Прошло восемь лет с того времени, как Сергей Маслобойщиков снял свой полнометражный дебют — “Певицу Жозефину и мышиный народ”. Фильм, провидчески, как стало сегодня очевидно, пронизанный настроением трагически-лихорадочного и необратимого избывания жизни, человеческих судеб, эпохи, истории, увы, ухнул в “прокатную яму” начала 90-х: наверное, на различных кинофестивалях его посмотрело больше зрителей, чем в Украине. “Жозефина…” потихоньку собирала фестивальные награды, а Маслобойщиков не торопился приступать к новой картине. Он занимался телевизионными проектами, вернулся к своему первому ремеслу — театрального художника — и снова снискал на этом поприще успех: его сценография к “Дон Жуану” в Молодом театре сразу же получила “Киевскую пектораль” (среди нынешних номинантов этой премии — его работа в “Мести по-итальянски” в Русской драме), он постоянно сотрудничает с Национальным театром в Будапеште (недавно с Аттилой Виднянским они поставили на этой сцене “Опасные связи” Шодерло де Лакло, публика на сенсационный спектакль валит валом, билеты раскуплены на месяц вперед). Ему заказывают буклеты и плакаты (Сергей удивительный дизайнер), его мнением по разным поводам интересуются журналисты. Они же, в неутомимой страсти к упрощающим представление о жизни классификациям, приклеили ему ярлыки — рафинированный интеллигент, элитарный художник. Клички, может быть, и похвальные, и не лишенные смысла, но все-таки мало что объясняющие в Маслобойщикове. Хотя бы потому, что интеллигентский рафинад давно уж растворился в чане с эрзац-кофе горьковатой нашей действительности. Мы и не заметили, как жизнь по принципам сменилась в обществе жизнью по понятиям. Тут уж невольно человек, соблюдающий элементарные нормы порядочности, начинает казаться едва ли не аристократом духа. Маслобойщиков же, по сути, и хранит норму — артистическую, интеллектуальную, человеческую, в конце концов. К счастью, он талантлив, и это его часто выручает. Он делает свою работу безупречно, и именно поэтому его не беспокоит конкуренция. А еще он обладает очень полезной способностью — реально воспринимать мир, в котором живет.
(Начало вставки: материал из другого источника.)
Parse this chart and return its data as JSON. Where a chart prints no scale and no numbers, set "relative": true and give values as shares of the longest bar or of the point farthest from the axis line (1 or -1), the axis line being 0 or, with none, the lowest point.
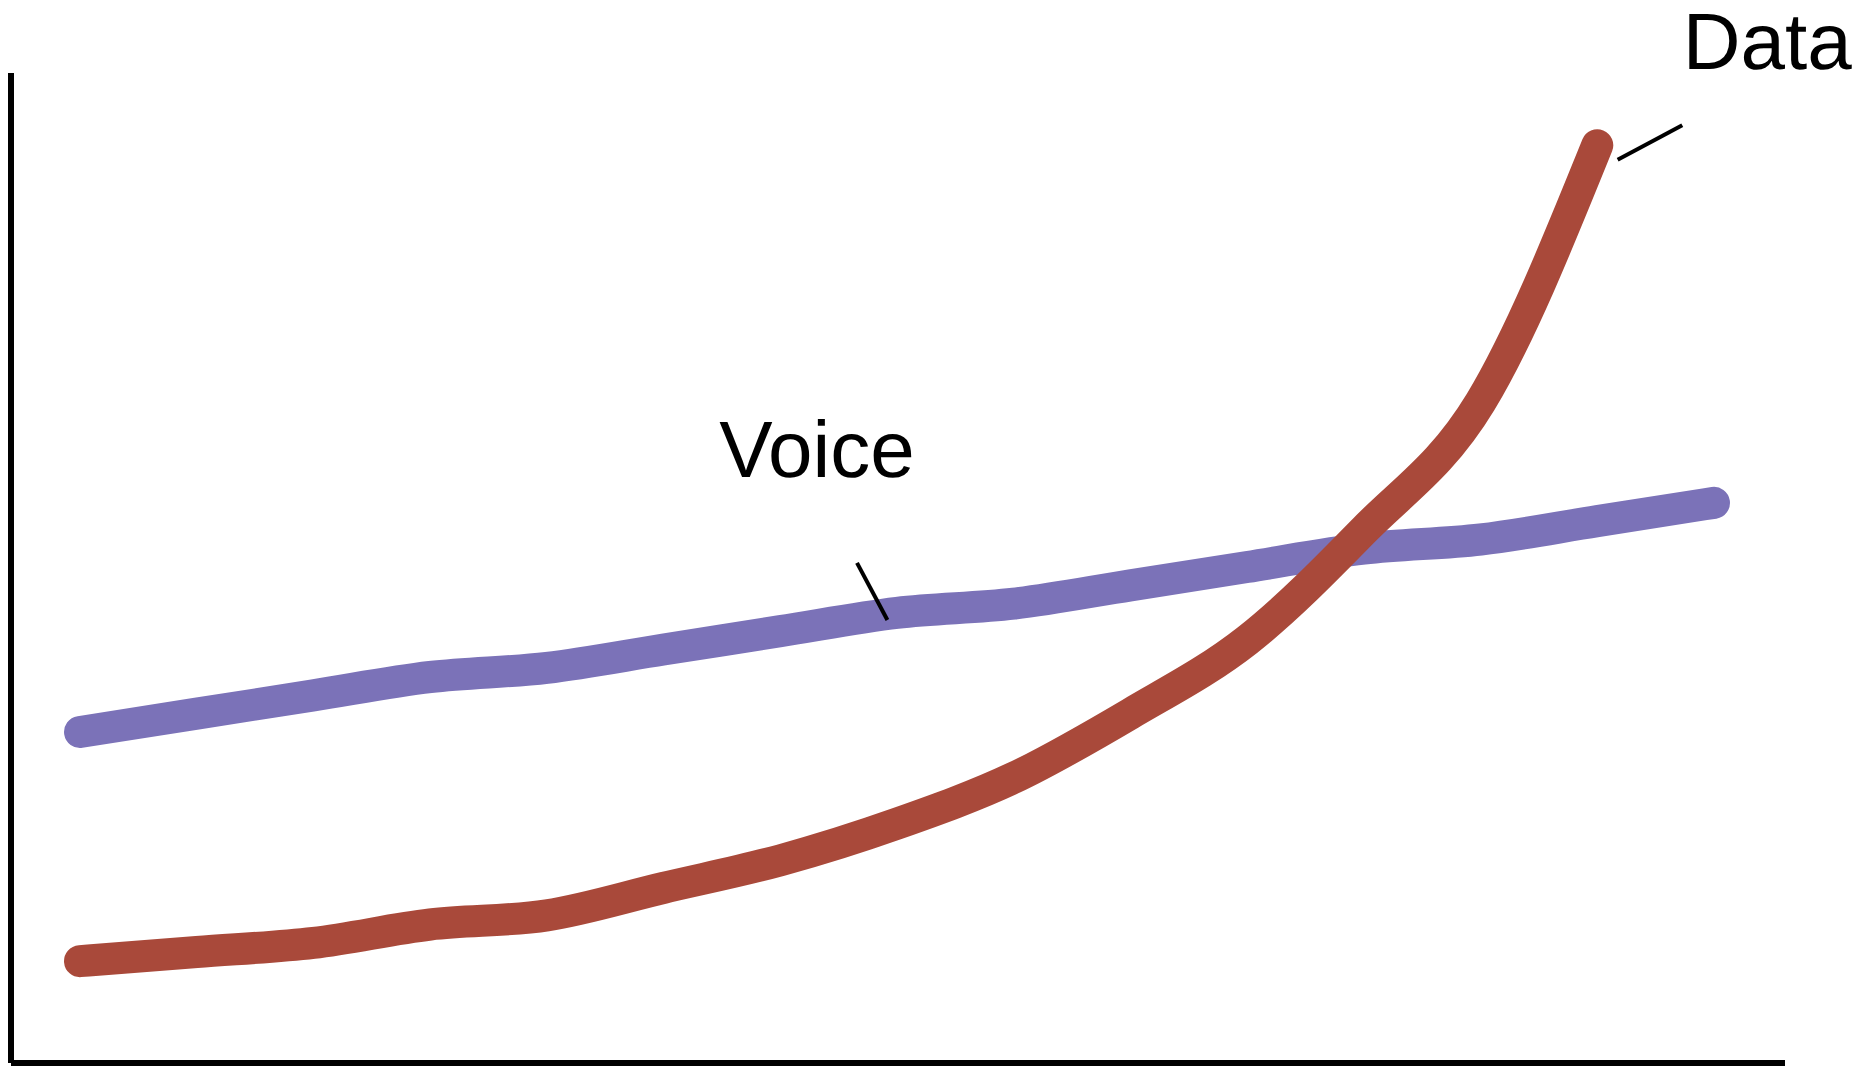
{
  "chart_data": {
    "type": "line",
    "relative": true,
    "categories": [
      null,
      null,
      null,
      null,
      null,
      null,
      null,
      null,
      null,
      null,
      null,
      null,
      null,
      null,
      null
    ],
    "series": [
      {
        "name": "Voice",
        "color": "#7b72b8",
        "values": [
          0.36,
          0.38,
          0.4,
          0.42,
          0.43,
          0.45,
          0.47,
          0.49,
          0.5,
          0.52,
          0.54,
          0.56,
          0.57,
          0.59,
          0.61
        ]
      },
      {
        "name": "Data",
        "color": "#a9493a",
        "values": [
          0.11,
          0.12,
          0.13,
          0.15,
          0.16,
          0.19,
          0.22,
          0.26,
          0.31,
          0.38,
          0.46,
          0.58,
          0.72,
          1.0,
          null
        ]
      }
    ],
    "line_style": "solid"
  }
}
— Я думаю, что сегодня нет абсолютно независимых творцов, всем понятно, что искусство — это товар. А значит, художник зависим от некоего социального заказа. Так, пожалуйста, и напиши: я не хочу казаться снобом. Я давно не хочу вставать в позу некоего непризнанного художника, каким меня так или иначе пытаются представить масс-медиа, вот-де, полюбуйтесь, отвергнутый обществом маргинал. Вовсе нет. Я, как и все, хочу быть обеспеченным и, благодаря этому, свободным человеком. Но, конечно, я хотел бы зарабатывать деньги, занимаясь тем, что мне нравится. Я всегда стремился и стремлюсь к признанию. Мне очень хочется, чтобы мои фильмы и спектакли были интересны людям. Другое дело, что, возможно, ценности, которые дороги мне, не всегда интересны другим. Не знаю, только ли моя в этом вина. Но в последнее время я думаю, что, наверное, и моя. Я не должен быть эгоистом, замкнувшим себя в собственных мечтаниях или представлениях. С другой стороны, я не могу не надеяться, что то, что дорого и близко мне, найдет какой-то отклик в ком-то другом, потому что я не так уж отделяю себя от всех остальных. Просто мне всегда хочется смотреть на жизнь не поверхностно, а глубже. Меня в большей степени интересует внутренний мир человека. Сложность искусства, во всяком случае, того, которым я занимаюсь — изобразительного, театра, кино, заключается в том, что у нас нет другого способа описывать внутренний мир, кроме как через мир внешний. Иное дело музыка, которая непосредственно отзывается во внутреннем мире человека. В театре, кинематографе нельзя подобраться к внутреннему миру, не описывая мир внешний. И для меня всегда было большой сложностью помирить эти два мира.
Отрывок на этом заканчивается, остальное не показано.